Good government ought to be a good sell. But that’s not necessarily the case. Being a free-marketeer, Daniels believes that “incentives tell you almost everything,” in economics and other spheres — and “the incentives in politics rarely lead the practitioners, whether left or right, to concentrate on the kind of grungy work of making government happen and making it efficient.”
He and I talk a little about the two parties and the shrinking of their “tents.” The country seems more polarized by the day. And the parties’ presidential nominations are controlled by their “edges,” says Daniels. In a column last May, he wrote that candidates like to “massage the erogenous zones of extremists.” They like to “underscore the stark difference between Us and Them.” Here with me, he puts in a good word for the smoke-filled room, that much-scorned venue of yore. “Why were people in those rooms?” he asks. “What were they doing there? They were trying to pick someone who could win, and that meant someone who would have broad appeal.”
Daniels notes that, right this moment, many Democrats are “openly wringing their hands,” because they sense that the process might produce a nominee “with whom a broad majority could not get comfortable.”
At the end of our conversation, I pump Mitch Daniels for a Reagan story or two. He gives me one — one he has often shared, to illustrate something larger. In 1986 or so, somewhere out West, Reagan gave a speech that went like gangbusters. As the crowd cheered, Reagan left the stage and someone in the wings said, “Mr. President, sounds like they want an encore.” Reagan laughed and said, “Oh, no: The first rule of showbiz is, Always leave ’em wanting a little more.”
Everything ends sometime, Daniels observes, matter-of-factly. This job of his at Purdue, which he loves so much? It will end by and by. The question for all of us, he says — whatever it is we’re doing — is, “How do you want it to end? Do you want to go out like Sandy Koufax or Willie Mays? Now, I idolized Mays, but he played a few seasons that were not at all up to his standards.”
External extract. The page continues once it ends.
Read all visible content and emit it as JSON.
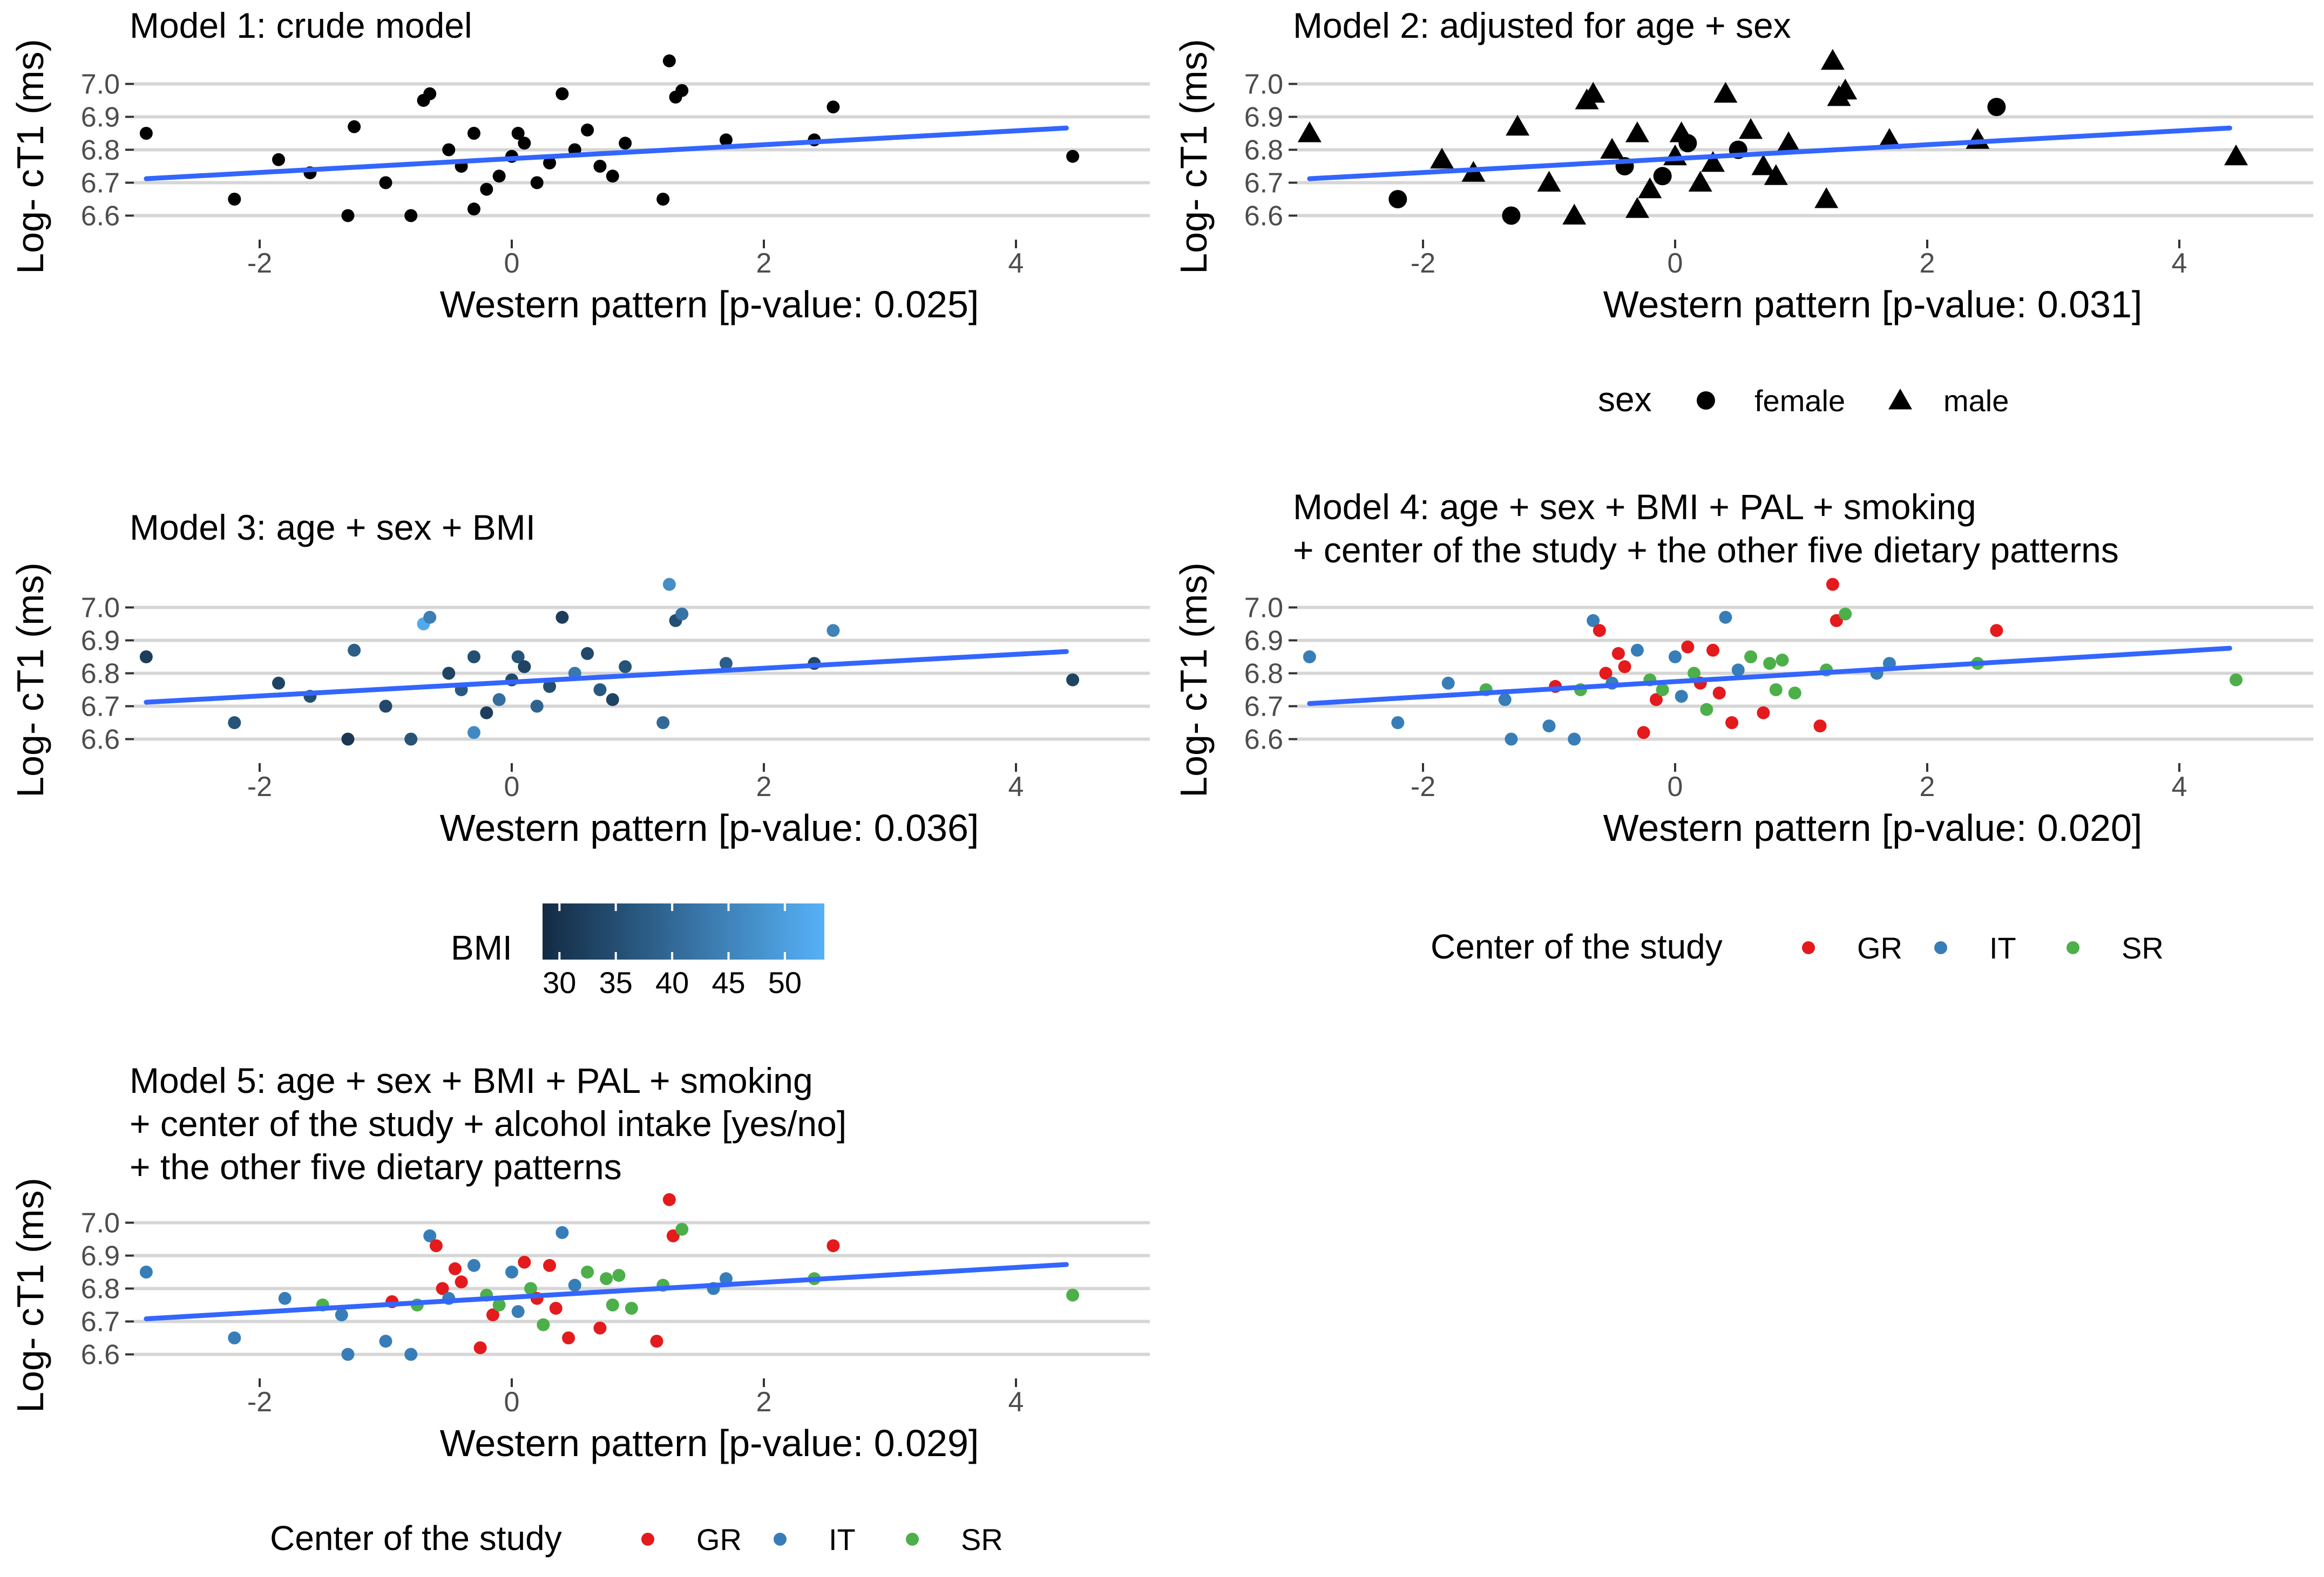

He continues, “If you’re fortunate enough to finish an assignment — I don’t care if it’s your first job or the end of your working days — if you’re fortunate enough to finish the assignment and you’ve still got your mojo and you haven’t run dry of good ideas and you’re leaving things in better shape — like they taught us in Cub Scouts: Leave the campsite cleaner than you found it — then that’s a cause for celebration, and that’s the way you want to think about it.”